The Lingalas have always stood by their dogs, even if it means having to live without electricity and water
Wagging its black and white tail, Shiny likes to reach out for a friendly pat from people passing by.
Sitting next to her is Chintu, who is not too enamoured of humans. He likes his space, and frequently finds himself in the middle of a fight with his furry friends.
Shiny and Chintu are just two of 33 dogs living with Lingala Bhairavi (25), who rescued all of them from the street and now rears them under one roof. For nearly two decades, Bhargavi’s family has been rescuing street dogs, some in a badly bruised state and others as abandoned pups. Some have followed them home and have stayed ever since.
Over the years, Bhargavi along with her parents and two sisters have cared for the dogs as their own family, meticulously keeping a record of each dog’s vaccines and other medical issues.
Sadly, all is not well for Bhargavi and her family as they have been living without water supply and electricity for the past two months.
For the past nine months, they have been looking for a house on rent after Bhargavi’s father Lingala Satyanarayana retired from his job at Visakhapatnam Port Trust. All this while, the family has been staying in the Port quarters provided to Mr. Satyanarayana. However, for the past couple of months, they have been living without power and water supply as they were forced to overstay at the quarters with nobody in the city willing to provide the family a place on rent.
“When we tell people that we have 33 dogs with us, they give us a bewildered look and instantly refuse to give their house on rent. Many have suggested us to hand over the dogs to a shelter home. But how can I abandon them? They are like my children and have become a part of lives now and we cannot think of staying without even one of them,” says Bhargavi, an M.Com student of Andhra University.
There were days when the sisters had to rush one of the dogs to a veterinary hospital late at night because of an emergency. “They reciprocate our love for them in full, maybe even more,” Bhargavi says.
The Lingalas start their day at 4. 30 a.m. daily, when they take the dogs out for a walk. After that, Bhargavi and her sisters spend three hours filling water in large containers from their neighbour’s home.

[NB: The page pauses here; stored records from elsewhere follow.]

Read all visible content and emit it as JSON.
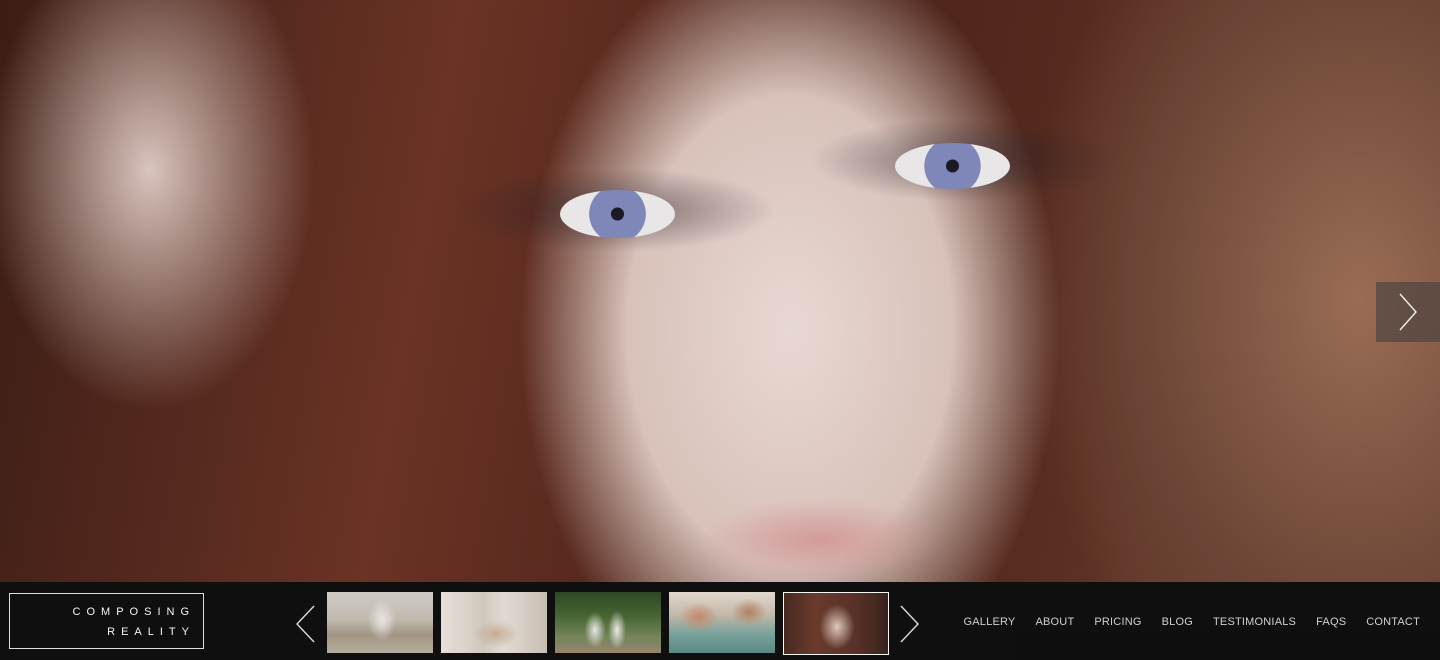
{
  "hero": {
    "image": "portrait-close-up-woman-red-hair-blue-eyes",
    "next_icon": "chevron-right-icon"
  },
  "logo": {
    "line1": "COMPOSING",
    "line2": "REALITY"
  },
  "thumbnails": {
    "prev_icon": "chevron-left-icon",
    "next_icon": "chevron-right-icon",
    "items": [
      {
        "subject": "bride-and-groom-embrace"
      },
      {
        "subject": "hands-holding"
      },
      {
        "subject": "couple-in-garden"
      },
      {
        "subject": "women-with-flowers"
      },
      {
        "subject": "portrait-close-up",
        "active": true
      }
    ]
  },
  "nav": {
    "items": [
      "GALLERY",
      "ABOUT",
      "PRICING",
      "BLOG",
      "TESTIMONIALS",
      "FAQS",
      "CONTACT"
    ]
  },
  "colors": {
    "bar_background": "#0f0f0f",
    "nav_text": "#d8d8d8",
    "logo_border": "#e6e6e6"
  }
}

Financial struggle is another part of their lives. Every month, the family bears an expenditure of ₹25,000 on caring for the dogs. Bhargavi’s eldest sister works at an electronic store while their father is a pensioner. “We are able to manage somehow,” says Bhargavi. She feels that most people have a negative approach when it comes to stray dogs. “Stray dogs are more loyal to you because they have hardly received any love before. Once you feed them, they’re yours forever.”